# Few Vids From The Gap



## J2! (May 8, 2010)

Here are a few videos from a few weeks ago at the GAP during Rockfest.. Just now had time to upload them.. Had a blast, got the itch to build one now, just don't have deep enough pockets !!! The green John Deer buggy had 1000 hp and he had bout $200,000 in it, he's just playin in the video, he could jump it all if he wanted to..Him and his daughter were paid to come put on a show !! Change it to at least 360 or 480 to get a clear vid.. Enjoy !! 

GAP (6) - YouTube 

GAP (5) - YouTube 


GAP (3) - YouTube 


GAP (2) - YouTube 



GAP (7) - YouTube 

Not sure why it didn't embed them here...


----------



## Polaris425 (Dec 16, 2004)

It's messed up.
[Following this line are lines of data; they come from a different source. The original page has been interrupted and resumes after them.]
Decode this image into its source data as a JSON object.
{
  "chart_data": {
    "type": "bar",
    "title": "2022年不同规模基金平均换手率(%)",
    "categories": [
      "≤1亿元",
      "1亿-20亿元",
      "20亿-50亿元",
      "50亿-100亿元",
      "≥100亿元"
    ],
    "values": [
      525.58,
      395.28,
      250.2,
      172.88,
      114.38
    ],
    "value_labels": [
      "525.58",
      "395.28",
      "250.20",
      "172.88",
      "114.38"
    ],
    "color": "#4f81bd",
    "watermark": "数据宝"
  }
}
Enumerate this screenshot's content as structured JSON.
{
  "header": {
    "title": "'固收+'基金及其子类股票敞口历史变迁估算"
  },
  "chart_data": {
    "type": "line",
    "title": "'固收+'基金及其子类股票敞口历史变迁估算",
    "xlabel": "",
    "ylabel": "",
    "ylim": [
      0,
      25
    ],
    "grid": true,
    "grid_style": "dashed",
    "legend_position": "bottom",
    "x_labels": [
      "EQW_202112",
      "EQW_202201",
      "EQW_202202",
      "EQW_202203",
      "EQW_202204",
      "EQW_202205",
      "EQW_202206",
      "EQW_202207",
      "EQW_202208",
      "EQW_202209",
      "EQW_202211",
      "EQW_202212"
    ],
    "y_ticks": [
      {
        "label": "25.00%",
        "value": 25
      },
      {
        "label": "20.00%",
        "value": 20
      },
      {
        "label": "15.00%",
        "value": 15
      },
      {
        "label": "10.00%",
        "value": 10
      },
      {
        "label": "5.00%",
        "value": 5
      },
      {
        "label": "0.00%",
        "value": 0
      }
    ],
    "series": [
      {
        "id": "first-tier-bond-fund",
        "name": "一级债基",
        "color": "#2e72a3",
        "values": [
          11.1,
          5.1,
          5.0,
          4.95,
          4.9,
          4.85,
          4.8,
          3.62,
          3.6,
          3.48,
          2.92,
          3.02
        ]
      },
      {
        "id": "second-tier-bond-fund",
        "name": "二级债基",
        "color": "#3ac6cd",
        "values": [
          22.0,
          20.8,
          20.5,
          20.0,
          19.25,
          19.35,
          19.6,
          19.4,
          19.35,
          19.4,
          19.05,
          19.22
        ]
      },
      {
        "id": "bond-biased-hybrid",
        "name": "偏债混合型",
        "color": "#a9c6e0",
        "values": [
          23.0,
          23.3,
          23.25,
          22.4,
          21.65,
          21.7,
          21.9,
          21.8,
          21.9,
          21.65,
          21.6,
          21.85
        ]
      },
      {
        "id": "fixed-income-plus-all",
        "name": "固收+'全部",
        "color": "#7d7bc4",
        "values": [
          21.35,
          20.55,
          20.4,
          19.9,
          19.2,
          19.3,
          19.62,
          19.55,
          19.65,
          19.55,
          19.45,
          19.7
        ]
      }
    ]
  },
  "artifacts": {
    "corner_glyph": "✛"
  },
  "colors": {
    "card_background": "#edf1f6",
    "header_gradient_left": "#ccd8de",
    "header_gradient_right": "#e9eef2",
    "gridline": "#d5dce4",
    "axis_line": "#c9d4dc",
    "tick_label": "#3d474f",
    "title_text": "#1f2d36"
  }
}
Happened when they switched the forum to another server. 

Was that Tim Cameron in the orange buggy?


----------



## J2! (May 8, 2010)

Nah I don't think that was Tim but I heard his name mentioned several times while we were there, not sure if he was even there or not, I was only there for the day so he might have came out to play at night, that's when they were having the actual compititions.. Being a hp junkie I want to build one so bad now I can taste it !! LMAO Just gotta get the funds togeter to get started..


----------



## brutemike (Mar 23, 2010)

AWESOME


----------